As we have already seen, this trick is not needed in this case, since cat can instead be instructed to copy a specified file to its output; the above command is simply equivalent to this one:

cat input.txt

This is the rule rather than the exception; most common Unix utilities that can take input from the console also have the built-in functionality to take their input from a file instead. In fact, many, including cat, can take input from multiple files, making them even more flexible than the above. The following command prints out input1.txt followed by input2.txt:

cat input1.txt input2.txt

Nonetheless, input redirection has its uses, some of which we will see later on.

A preview of pipelines[edit | edit source]

Although they are outside the scope of this chapter, we now have the background needed for a first look at pipelines. A pipeline is a series of commands separated by the pipe character |. Each command is run at the same time, and the output of each command is used as the input to the next command.
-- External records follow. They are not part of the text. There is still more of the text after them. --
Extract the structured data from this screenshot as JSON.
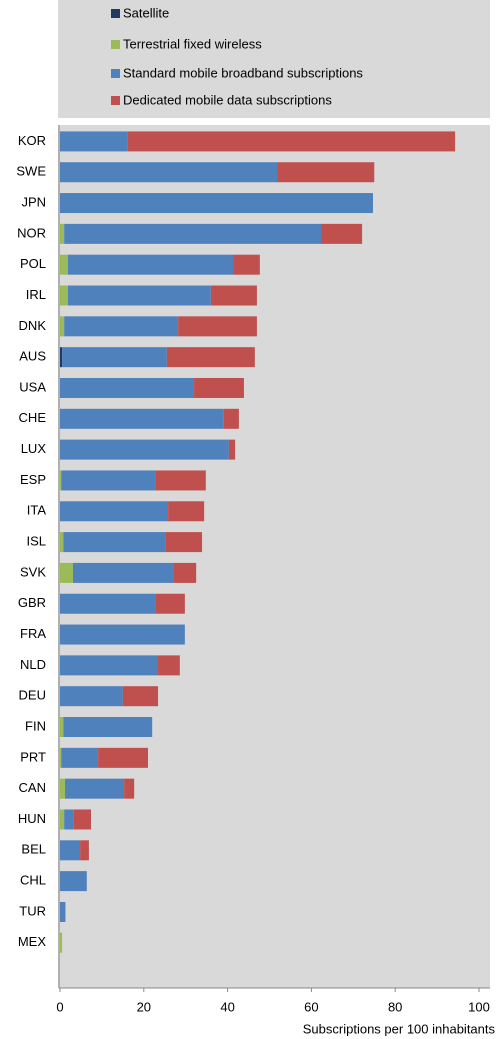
{
  "chart_data": {
    "type": "stacked-bar-horizontal",
    "categories": [
      "KOR",
      "SWE",
      "JPN",
      "NOR",
      "POL",
      "IRL",
      "DNK",
      "AUS",
      "USA",
      "CHE",
      "LUX",
      "ESP",
      "ITA",
      "ISL",
      "SVK",
      "GBR",
      "FRA",
      "NLD",
      "DEU",
      "FIN",
      "PRT",
      "CAN",
      "HUN",
      "BEL",
      "CHL",
      "TUR",
      "MEX"
    ],
    "series": [
      {
        "name": "Satellite",
        "color": "#1f3864",
        "values": [
          0,
          0,
          0,
          0,
          0,
          0,
          0,
          0.5,
          0,
          0,
          0,
          0,
          0,
          0,
          0,
          0,
          0,
          0,
          0,
          0,
          0,
          0,
          0,
          0,
          0,
          0,
          0
        ]
      },
      {
        "name": "Terrestrial fixed wireless",
        "color": "#9bbb59",
        "values": [
          0,
          0,
          0,
          1,
          1.9,
          1.9,
          1,
          0,
          0,
          0,
          0,
          0.3,
          0,
          0.8,
          3.1,
          0,
          0,
          0,
          0,
          0.8,
          0.3,
          1.2,
          1,
          0,
          0,
          0,
          0.5
        ]
      },
      {
        "name": "Standard mobile broadband subscriptions",
        "color": "#4f81bd",
        "values": [
          16.2,
          51.8,
          74.7,
          61.3,
          39.4,
          34.1,
          27.2,
          25,
          32,
          39.1,
          40.3,
          22.6,
          25.8,
          24.3,
          23.9,
          22.9,
          29.8,
          23.4,
          15,
          21.2,
          8.8,
          14.1,
          2.3,
          4.8,
          6.4,
          1.3,
          0
        ]
      },
      {
        "name": "Dedicated mobile data subscriptions",
        "color": "#c0504d",
        "values": [
          78.1,
          23.2,
          0,
          9.8,
          6.4,
          11,
          18.8,
          21,
          11.9,
          3.6,
          1.5,
          11.9,
          8.6,
          8.8,
          5.5,
          6.9,
          0,
          5.2,
          8.4,
          0,
          11.9,
          2.4,
          4.1,
          2.1,
          0,
          0,
          0
        ]
      }
    ],
    "x_label": "Subscriptions per 100 inhabitants",
    "xlim": [
      0,
      100
    ],
    "xticks": [
      0,
      20,
      40,
      60,
      80,
      100
    ],
    "plot_background": "#d9d9d9"
  }
}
For example, consider this pipeline:

cat input.txt | grep foo | grep -v bar

We have already seen the cat utility; cat input.txt simply writes the file input.txt to its standard output. The program grep is a common Unix utility that filters ("greps", in Unix parlance) based on a pattern; for example, the command grep foo will print to its standard output any lines of input that contain the string foo. The command grep -v bar uses the -v option to invert the pattern; the command prints any lines of input that don't contain the string bar. Since the input to each command is the output of the previous command, the net result is that the pipeline prints any lines of input.txt that do contain foo and do not contain bar.